On October 17, Newsweek released its third annual US and global Green Rankings. With a more durable methodology than in prior years, the rankings are beginning to influence corporate behavior and disclosure.
There are a couple of issues with the rankings that Newsweek should address, however, regarding a false sense of accuracy and cross-industry comparisons. These issues are not unique to Newsweek's rankings. Yet with the broadest exposure to consumers among sustainability rankings, improvements by Newsweek would improve other rankings too.
Newsweek's methodology, supported by detailed analysis from research partners Trucost and Sustainalytics, is described here in detail. In brief, the ultimate "green score" used to determine rankings for 500 U.S. and 500 global companies comprises a weighted average of environmental impact, environmental management, and disclosure scores.
Last year, Newsweek reported its green score to four significant figures (e.g., 76.24). This year, just three (e.g., 76.2). Without reporting error, though, even three significant figures implies that there is a meaningful difference between Intel and Adobe, for example, whose scores differ by a tenth of a point.
Among other estimates, Trucost assigns a dollar value to the potential cost to society of damage to the environment from each company's practices. Attempting to do so is worthwhile but not possible to a high degree of certainty. The reported scores do not adequately reflect the compounding effect of multiple uncertain evaluations.
Apples to Apples
Newsweek normalizes its rankings to take into account innate differences in the environmental impact of various industry sectors. In a webinar last month, Annie White, Research Manager at Newsweek's rankings partner Sustainalytics, explained that the environmental impact score, for example, considers individual scores in multiple categories weighted according to their importance by industry. Some categories are zeroed out for particular industries if they don't apply.

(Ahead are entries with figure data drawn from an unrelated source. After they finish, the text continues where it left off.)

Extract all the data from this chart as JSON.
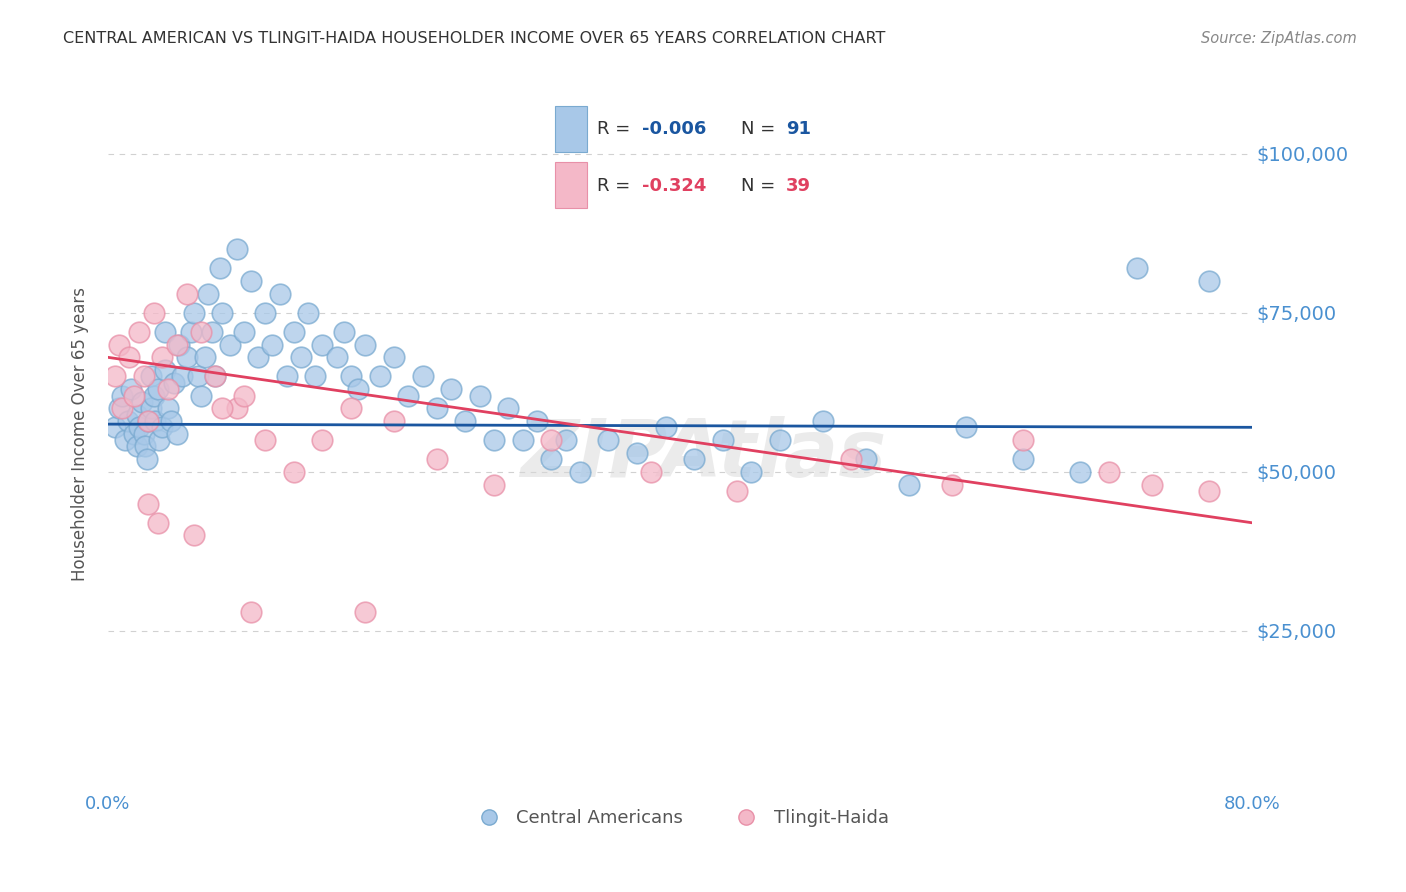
{
  "title": "CENTRAL AMERICAN VS TLINGIT-HAIDA HOUSEHOLDER INCOME OVER 65 YEARS CORRELATION CHART",
  "source": "Source: ZipAtlas.com",
  "ylabel": "Householder Income Over 65 years",
  "ytick_labels": [
    "$25,000",
    "$50,000",
    "$75,000",
    "$100,000"
  ],
  "ytick_values": [
    25000,
    50000,
    75000,
    100000
  ],
  "legend_blue_R": "-0.006",
  "legend_blue_N": "91",
  "legend_pink_R": "-0.324",
  "legend_pink_N": "39",
  "legend_label_blue": "Central Americans",
  "legend_label_pink": "Tlingit-Haida",
  "blue_color": "#a8c8e8",
  "pink_color": "#f4b8c8",
  "blue_edge_color": "#7aaad0",
  "pink_edge_color": "#e890a8",
  "blue_line_color": "#1a56a0",
  "pink_line_color": "#e04060",
  "title_color": "#333333",
  "axis_label_color": "#4a90d0",
  "watermark_color": "#d8d8d8",
  "xlim": [
    0.0,
    0.8
  ],
  "ylim": [
    0,
    112000
  ],
  "blue_scatter_x": [
    0.005,
    0.008,
    0.01,
    0.012,
    0.014,
    0.016,
    0.018,
    0.02,
    0.02,
    0.022,
    0.024,
    0.025,
    0.026,
    0.027,
    0.028,
    0.03,
    0.03,
    0.032,
    0.033,
    0.035,
    0.036,
    0.038,
    0.04,
    0.04,
    0.042,
    0.044,
    0.046,
    0.048,
    0.05,
    0.052,
    0.055,
    0.058,
    0.06,
    0.063,
    0.065,
    0.068,
    0.07,
    0.073,
    0.075,
    0.078,
    0.08,
    0.085,
    0.09,
    0.095,
    0.1,
    0.105,
    0.11,
    0.115,
    0.12,
    0.125,
    0.13,
    0.135,
    0.14,
    0.145,
    0.15,
    0.16,
    0.165,
    0.17,
    0.175,
    0.18,
    0.19,
    0.2,
    0.21,
    0.22,
    0.23,
    0.24,
    0.25,
    0.26,
    0.27,
    0.28,
    0.29,
    0.3,
    0.31,
    0.32,
    0.33,
    0.35,
    0.37,
    0.39,
    0.41,
    0.43,
    0.45,
    0.47,
    0.5,
    0.53,
    0.56,
    0.6,
    0.64,
    0.68,
    0.72,
    0.77
  ],
  "blue_scatter_y": [
    57000,
    60000,
    62000,
    55000,
    58000,
    63000,
    56000,
    59000,
    54000,
    57000,
    61000,
    56000,
    54000,
    52000,
    58000,
    65000,
    60000,
    62000,
    58000,
    63000,
    55000,
    57000,
    72000,
    66000,
    60000,
    58000,
    64000,
    56000,
    70000,
    65000,
    68000,
    72000,
    75000,
    65000,
    62000,
    68000,
    78000,
    72000,
    65000,
    82000,
    75000,
    70000,
    85000,
    72000,
    80000,
    68000,
    75000,
    70000,
    78000,
    65000,
    72000,
    68000,
    75000,
    65000,
    70000,
    68000,
    72000,
    65000,
    63000,
    70000,
    65000,
    68000,
    62000,
    65000,
    60000,
    63000,
    58000,
    62000,
    55000,
    60000,
    55000,
    58000,
    52000,
    55000,
    50000,
    55000,
    53000,
    57000,
    52000,
    55000,
    50000,
    55000,
    58000,
    52000,
    48000,
    57000,
    52000,
    50000,
    82000,
    80000
  ],
  "pink_scatter_x": [
    0.005,
    0.008,
    0.01,
    0.015,
    0.018,
    0.022,
    0.025,
    0.028,
    0.032,
    0.038,
    0.042,
    0.048,
    0.055,
    0.065,
    0.075,
    0.09,
    0.11,
    0.13,
    0.08,
    0.095,
    0.15,
    0.17,
    0.2,
    0.23,
    0.27,
    0.31,
    0.38,
    0.44,
    0.52,
    0.59,
    0.64,
    0.7,
    0.73,
    0.77,
    0.028,
    0.035,
    0.06,
    0.1,
    0.18
  ],
  "pink_scatter_y": [
    65000,
    70000,
    60000,
    68000,
    62000,
    72000,
    65000,
    58000,
    75000,
    68000,
    63000,
    70000,
    78000,
    72000,
    65000,
    60000,
    55000,
    50000,
    60000,
    62000,
    55000,
    60000,
    58000,
    52000,
    48000,
    55000,
    50000,
    47000,
    52000,
    48000,
    55000,
    50000,
    48000,
    47000,
    45000,
    42000,
    40000,
    28000,
    28000
  ],
  "blue_trend_x": [
    0.0,
    0.8
  ],
  "blue_trend_y": [
    57500,
    57000
  ],
  "pink_trend_x": [
    0.0,
    0.8
  ],
  "pink_trend_y": [
    68000,
    42000
  ],
  "grid_color": "#cccccc",
  "bg_color": "#ffffff"
}
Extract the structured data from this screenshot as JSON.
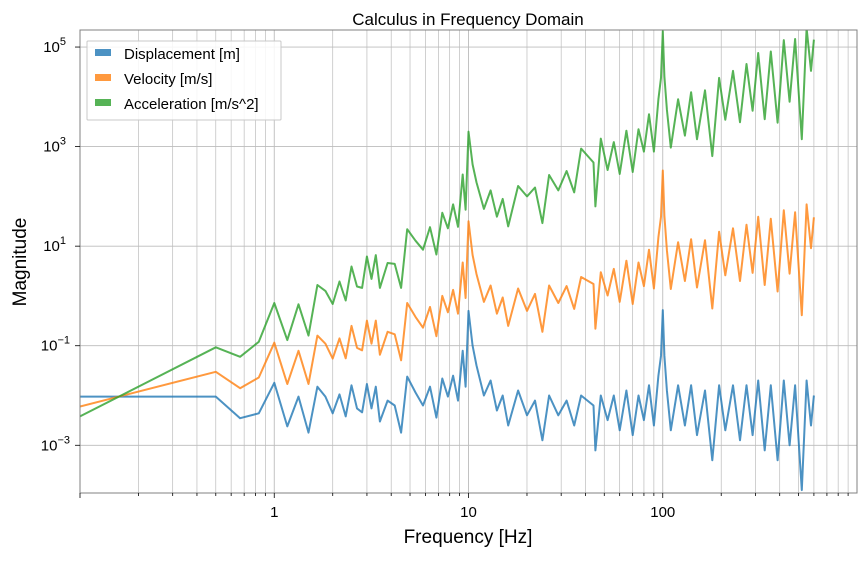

Despite these attempts to standardize across industries, the average green score of the companies within each industry correlates highly with the energy and material intensity of that industry. The graph of industry average green scores shows that, generally speaking, industry sectors that deliver relatively less energy and material-intensive products, like IT services, media, and telecom, have significantly higher scores on average than industries like utilities, materials, and energy. The highest scoring industry, IT, averages a score of 62.5, while the lowest scoring industry, utilities, averages a whopping 22 points lower.